Compartilhar

Abordagem e descrição metodológica do uso do prontuário eletrônico como forma de coleta de dados em pesquisa clínica em centro participante de estudo internacional e multicêntrico

Abordagem e descrição metodológica do uso do prontuário eletrônico como forma de coleta de dados em pesquisa clínica em centro participante de estudo internacional e multicêntrico

Autores:

Veronica Neves Fialho Queiroz,
Andrea da Costa Moreira de Oliveira,
Renato Carneiro de Freitas Chaves,
Lucas Araújo de Borges Moura,
Daniel Sousa César,
Flávio Takaoka,
Ary Serpa Neto

ARTIGO ORIGINAL

Einstein (São Paulo)

versão impressa ISSN 1679-4508versão On-line ISSN 2317-6385

Einstein (São Paulo) vol.17 no.4 São Paulo 2019 Epub 23-Set-2019

http://dx.doi.org/10.31744/einstein_journal/2019ae4791

INTRODUÇÃO

A contínua informatização dos registros médicos por meio da implementação de softwares de Registros Eletrônicos em Saúde (RES) torna possível a constante compilação de dados obtidos durante o cuidado, produzindo grandes bancos de dados secundários.
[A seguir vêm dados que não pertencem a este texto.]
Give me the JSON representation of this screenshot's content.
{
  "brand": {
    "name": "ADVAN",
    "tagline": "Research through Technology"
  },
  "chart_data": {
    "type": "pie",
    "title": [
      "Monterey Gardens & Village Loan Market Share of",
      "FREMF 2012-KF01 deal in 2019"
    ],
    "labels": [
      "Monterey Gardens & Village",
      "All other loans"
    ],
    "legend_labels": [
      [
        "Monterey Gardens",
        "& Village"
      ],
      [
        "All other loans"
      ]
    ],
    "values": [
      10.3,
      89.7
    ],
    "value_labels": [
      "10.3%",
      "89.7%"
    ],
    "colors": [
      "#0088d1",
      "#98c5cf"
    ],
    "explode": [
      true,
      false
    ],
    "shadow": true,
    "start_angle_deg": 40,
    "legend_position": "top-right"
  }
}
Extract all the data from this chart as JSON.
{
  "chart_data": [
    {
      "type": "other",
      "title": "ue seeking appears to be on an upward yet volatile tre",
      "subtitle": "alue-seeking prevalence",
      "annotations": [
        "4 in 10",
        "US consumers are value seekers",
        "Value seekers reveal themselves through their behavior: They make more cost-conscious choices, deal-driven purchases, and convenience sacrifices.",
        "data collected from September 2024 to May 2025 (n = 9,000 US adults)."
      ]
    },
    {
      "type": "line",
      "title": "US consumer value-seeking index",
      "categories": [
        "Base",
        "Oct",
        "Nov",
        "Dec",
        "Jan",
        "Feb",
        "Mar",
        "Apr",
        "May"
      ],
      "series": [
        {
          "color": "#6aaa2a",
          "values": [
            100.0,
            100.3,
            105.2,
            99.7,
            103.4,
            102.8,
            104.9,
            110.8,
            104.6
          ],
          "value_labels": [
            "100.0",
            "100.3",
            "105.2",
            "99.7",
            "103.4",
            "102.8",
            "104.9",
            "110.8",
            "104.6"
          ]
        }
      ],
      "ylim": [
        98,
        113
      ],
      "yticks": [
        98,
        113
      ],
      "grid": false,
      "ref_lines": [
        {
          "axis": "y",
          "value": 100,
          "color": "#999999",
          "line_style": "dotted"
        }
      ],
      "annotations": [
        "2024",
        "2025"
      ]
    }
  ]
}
A intersecção entre as informações requeridas em estudos clínicos com aquelas contidas nas informações comumente coletadas no cuidado diário do paciente e registradas nos RES1 estimulou o surgimento de novas formas de coletas de dados para a pesquisa clínica, utilizando o RES como importante ferramenta neste processo.2

A anestesia demanda atenção constante ao paciente, o que torna os registros anestésicos manuais de difícil realização, resultando frequentemente em fichas com dados incompletos e, muitas vezes, imprecisos.3 Os dispositivos que possibilitam a migração automática de dados de monitorização intraoperatória para a ficha de anestesia eletrônica são recursos disponíveis nos RES, possibilitando coleta de dados mais acurada, prevenindo a perda de informações clínicas e reduzindo o trabalho manual do profissional nesta etapa.4 Sem estes recursos, a colaboração em atividades de pesquisa concomitante ao manejo anestésico é difícil, e dispor de um profissional exclusivo para a coleta de dados é oneroso e impraticável em grande parte dos hospitais. Assim, o uso dos RES no auxílio a pesquisa clínica torna-se opção atrativa, principalmente no cenário intraoperatório.

No presente estudo, temos como objetivo primário descrever uma metodologia desenvolvida para integrar um sistema de RES à ficha de coleta de dados (CRF) de um estudo clínico realizado durante o período intraoperatório, possibilitando a coleta de dados de forma automática. Ainda, os objetivos secundários foram quantificar os dados obtidos por esta coleta automática e avaliar a qualidade dos mesmos.

MÉTODOS

Este estudo foi realizado em novembro de 2017, no Hospital Israelita Albert Einstein (HIAE), em São Paulo (SP), Brasil.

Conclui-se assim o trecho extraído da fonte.